I also use WPMU DEV’s anti-splog plugin, which has some anti-robot features. For me, however, I found the BSBMR plugin was easier to style and handle for my theme. YMMV. http://wordpress.org/extend/plugins/block-spam-by-math-reloaded/
Use BuddyDevs One Click Mark Spammer plugin:
This one is not so essential anymore. When I was getting a lot of splog registrations, it allowed me to mark the spammers from the BP member directory on the front end. This was far faster and convenient than going to each front-end profile or into the dashboard.

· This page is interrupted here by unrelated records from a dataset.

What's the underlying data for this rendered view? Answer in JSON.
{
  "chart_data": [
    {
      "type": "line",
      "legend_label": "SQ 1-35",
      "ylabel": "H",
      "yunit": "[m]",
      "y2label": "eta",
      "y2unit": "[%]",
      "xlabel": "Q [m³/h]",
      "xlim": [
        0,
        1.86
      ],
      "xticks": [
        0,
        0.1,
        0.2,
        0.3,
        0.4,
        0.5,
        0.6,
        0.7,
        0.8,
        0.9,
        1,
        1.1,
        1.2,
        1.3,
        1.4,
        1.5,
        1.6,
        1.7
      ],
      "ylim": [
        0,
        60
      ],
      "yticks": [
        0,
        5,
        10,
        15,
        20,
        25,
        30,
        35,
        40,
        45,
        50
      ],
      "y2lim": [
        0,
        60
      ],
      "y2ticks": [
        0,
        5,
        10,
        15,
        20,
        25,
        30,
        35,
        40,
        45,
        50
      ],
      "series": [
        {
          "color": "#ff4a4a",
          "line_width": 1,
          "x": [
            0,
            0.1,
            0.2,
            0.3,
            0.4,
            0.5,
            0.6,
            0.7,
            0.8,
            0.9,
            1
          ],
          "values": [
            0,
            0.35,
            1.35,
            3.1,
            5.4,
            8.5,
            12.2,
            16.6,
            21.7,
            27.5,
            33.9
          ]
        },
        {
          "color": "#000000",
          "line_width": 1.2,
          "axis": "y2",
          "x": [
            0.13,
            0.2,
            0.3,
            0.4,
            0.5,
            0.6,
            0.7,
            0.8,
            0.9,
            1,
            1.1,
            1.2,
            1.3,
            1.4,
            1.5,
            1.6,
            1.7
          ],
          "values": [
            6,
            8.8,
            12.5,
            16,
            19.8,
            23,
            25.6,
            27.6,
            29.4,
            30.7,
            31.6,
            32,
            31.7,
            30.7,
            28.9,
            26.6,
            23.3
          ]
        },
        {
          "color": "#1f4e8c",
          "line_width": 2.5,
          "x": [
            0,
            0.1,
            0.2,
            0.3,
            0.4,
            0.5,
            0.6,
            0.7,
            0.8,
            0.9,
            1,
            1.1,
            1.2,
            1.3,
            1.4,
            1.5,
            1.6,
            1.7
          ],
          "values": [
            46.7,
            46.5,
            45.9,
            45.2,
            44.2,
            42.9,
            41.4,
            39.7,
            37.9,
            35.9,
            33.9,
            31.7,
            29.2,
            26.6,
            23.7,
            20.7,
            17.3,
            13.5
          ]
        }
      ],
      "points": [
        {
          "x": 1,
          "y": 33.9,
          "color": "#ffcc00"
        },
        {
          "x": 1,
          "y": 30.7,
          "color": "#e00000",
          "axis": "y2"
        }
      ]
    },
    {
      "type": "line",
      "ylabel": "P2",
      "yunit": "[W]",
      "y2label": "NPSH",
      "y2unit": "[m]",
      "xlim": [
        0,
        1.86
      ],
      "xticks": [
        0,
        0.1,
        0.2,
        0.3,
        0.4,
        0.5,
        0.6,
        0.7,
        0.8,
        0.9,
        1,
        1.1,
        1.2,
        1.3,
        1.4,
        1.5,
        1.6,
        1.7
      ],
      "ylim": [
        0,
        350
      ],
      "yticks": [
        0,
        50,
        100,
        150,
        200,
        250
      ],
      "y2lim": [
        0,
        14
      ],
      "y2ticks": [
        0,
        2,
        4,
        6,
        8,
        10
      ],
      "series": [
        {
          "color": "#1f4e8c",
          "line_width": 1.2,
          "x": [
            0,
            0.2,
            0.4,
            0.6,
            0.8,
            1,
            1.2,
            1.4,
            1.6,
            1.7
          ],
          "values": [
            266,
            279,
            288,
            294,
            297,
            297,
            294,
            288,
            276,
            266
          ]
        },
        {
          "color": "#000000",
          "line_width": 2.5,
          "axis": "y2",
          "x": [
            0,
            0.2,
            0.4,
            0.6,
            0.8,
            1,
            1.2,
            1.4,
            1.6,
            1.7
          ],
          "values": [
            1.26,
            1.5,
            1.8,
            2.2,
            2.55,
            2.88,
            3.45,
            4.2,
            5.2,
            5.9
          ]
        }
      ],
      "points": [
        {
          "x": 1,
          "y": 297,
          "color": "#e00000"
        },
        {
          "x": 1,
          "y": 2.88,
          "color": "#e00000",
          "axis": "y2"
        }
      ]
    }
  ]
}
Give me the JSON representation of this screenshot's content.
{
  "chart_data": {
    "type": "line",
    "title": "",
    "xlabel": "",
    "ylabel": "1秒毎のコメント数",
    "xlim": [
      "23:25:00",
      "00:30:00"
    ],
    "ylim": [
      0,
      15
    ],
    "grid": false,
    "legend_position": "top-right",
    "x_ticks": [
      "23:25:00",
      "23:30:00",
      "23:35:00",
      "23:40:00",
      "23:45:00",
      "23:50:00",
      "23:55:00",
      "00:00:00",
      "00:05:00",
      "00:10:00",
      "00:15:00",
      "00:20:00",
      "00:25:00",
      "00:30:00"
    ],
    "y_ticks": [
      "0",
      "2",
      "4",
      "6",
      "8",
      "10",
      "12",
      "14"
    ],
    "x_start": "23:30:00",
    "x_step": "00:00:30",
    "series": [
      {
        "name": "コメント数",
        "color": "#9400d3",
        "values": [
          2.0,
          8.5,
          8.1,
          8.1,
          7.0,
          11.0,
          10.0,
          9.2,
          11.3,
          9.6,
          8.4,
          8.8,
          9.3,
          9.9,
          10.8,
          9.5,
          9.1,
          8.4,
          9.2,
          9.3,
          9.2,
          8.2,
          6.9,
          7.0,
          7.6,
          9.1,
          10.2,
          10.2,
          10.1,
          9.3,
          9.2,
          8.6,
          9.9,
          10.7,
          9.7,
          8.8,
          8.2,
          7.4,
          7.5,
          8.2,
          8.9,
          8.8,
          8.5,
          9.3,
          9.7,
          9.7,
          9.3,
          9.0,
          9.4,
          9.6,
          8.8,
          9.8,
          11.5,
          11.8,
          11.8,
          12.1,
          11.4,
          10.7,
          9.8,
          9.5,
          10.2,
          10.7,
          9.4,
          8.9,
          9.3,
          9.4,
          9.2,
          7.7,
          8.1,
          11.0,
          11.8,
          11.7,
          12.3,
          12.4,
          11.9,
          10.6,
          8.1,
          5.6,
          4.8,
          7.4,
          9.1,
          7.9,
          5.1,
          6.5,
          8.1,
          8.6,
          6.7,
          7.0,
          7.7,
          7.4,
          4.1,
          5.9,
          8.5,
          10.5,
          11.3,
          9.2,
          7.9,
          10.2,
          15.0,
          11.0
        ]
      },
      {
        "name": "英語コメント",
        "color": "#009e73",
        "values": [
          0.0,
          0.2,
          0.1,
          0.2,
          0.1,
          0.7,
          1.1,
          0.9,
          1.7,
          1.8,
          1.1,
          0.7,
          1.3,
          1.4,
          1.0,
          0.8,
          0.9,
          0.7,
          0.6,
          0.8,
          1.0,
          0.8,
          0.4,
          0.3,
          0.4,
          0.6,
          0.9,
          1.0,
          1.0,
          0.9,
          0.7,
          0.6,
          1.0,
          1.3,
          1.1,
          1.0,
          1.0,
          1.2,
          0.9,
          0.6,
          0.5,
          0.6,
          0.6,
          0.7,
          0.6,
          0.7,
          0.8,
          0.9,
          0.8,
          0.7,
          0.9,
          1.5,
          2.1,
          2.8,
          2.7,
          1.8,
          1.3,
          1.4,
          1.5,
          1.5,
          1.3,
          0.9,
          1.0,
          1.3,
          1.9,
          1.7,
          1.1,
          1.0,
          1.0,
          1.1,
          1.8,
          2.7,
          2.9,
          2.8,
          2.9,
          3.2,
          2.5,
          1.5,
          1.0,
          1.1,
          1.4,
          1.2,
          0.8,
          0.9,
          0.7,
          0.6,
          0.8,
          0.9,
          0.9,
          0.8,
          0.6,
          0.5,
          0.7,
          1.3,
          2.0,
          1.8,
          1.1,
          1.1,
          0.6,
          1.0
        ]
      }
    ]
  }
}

Use WPMU DEV’s Anti-Splog plugin;
It’s now available in the WP plugin repository, though you still need an account here to take advantage of the API. It is good, and well-featured (but I’ll be offering my feature requests at the bottom of this post). It was catching about 75% of the spam blog registrations and marking them as spam. This was good and helpful, because I was getting about 20 of them a day. But I have read reports on these forums of popular sites getting up to 200 splog registrations a day. Those that Anti-Splog didn’t pick up, I had to mark manually. http://wordpress.org/extend/plugins/anti-splog/
Use the Stop Spammer Registrations Plugin
This is the tour-de-force of the anti-spam war. It combines a trifecta of three powerful databases to blog spam registrations and comments based on the IP. It bounces the IPs off of StopForumSpam.com; Project Honeypot; and BotScout. Botscout and Honeypot both require an API key for it to work (though setup for these only took me a few minutes). This was the plugin that has saved me all the anti-spam daily maintenance work I was doing. I imagine that it would work very, very well on its own, but I haven’t tested it yet. http://wordpress.org/extend/plugins/stop-spammer-registrations-plugin/
Recommendations for WPMU DEV:
IP blocking seems to be the key to good anti-spam warfare. The databases in Honeypot, Botscout, and Stop Forum Spam are free to use (I think) for developers. Including them into the Anti-Splog plugin would dramatically ramp up its power. While I know that WPMU guys probably want their plugin to be entirely proprietary it is best not to always re-invent the wheel. There is technology out there that works really well and having one plugin (instead of 4-5) as the anti-spam defense is preferable and a better operating practice. Since I installed the Stop Spammers plugin, spam on my network has completely stopped – including its feature set into the Anti-Splog plugin would be a good strategy. IP blocking by checking against the other established databases seems to be the one layer that is missing from the WPMU DEV plugin.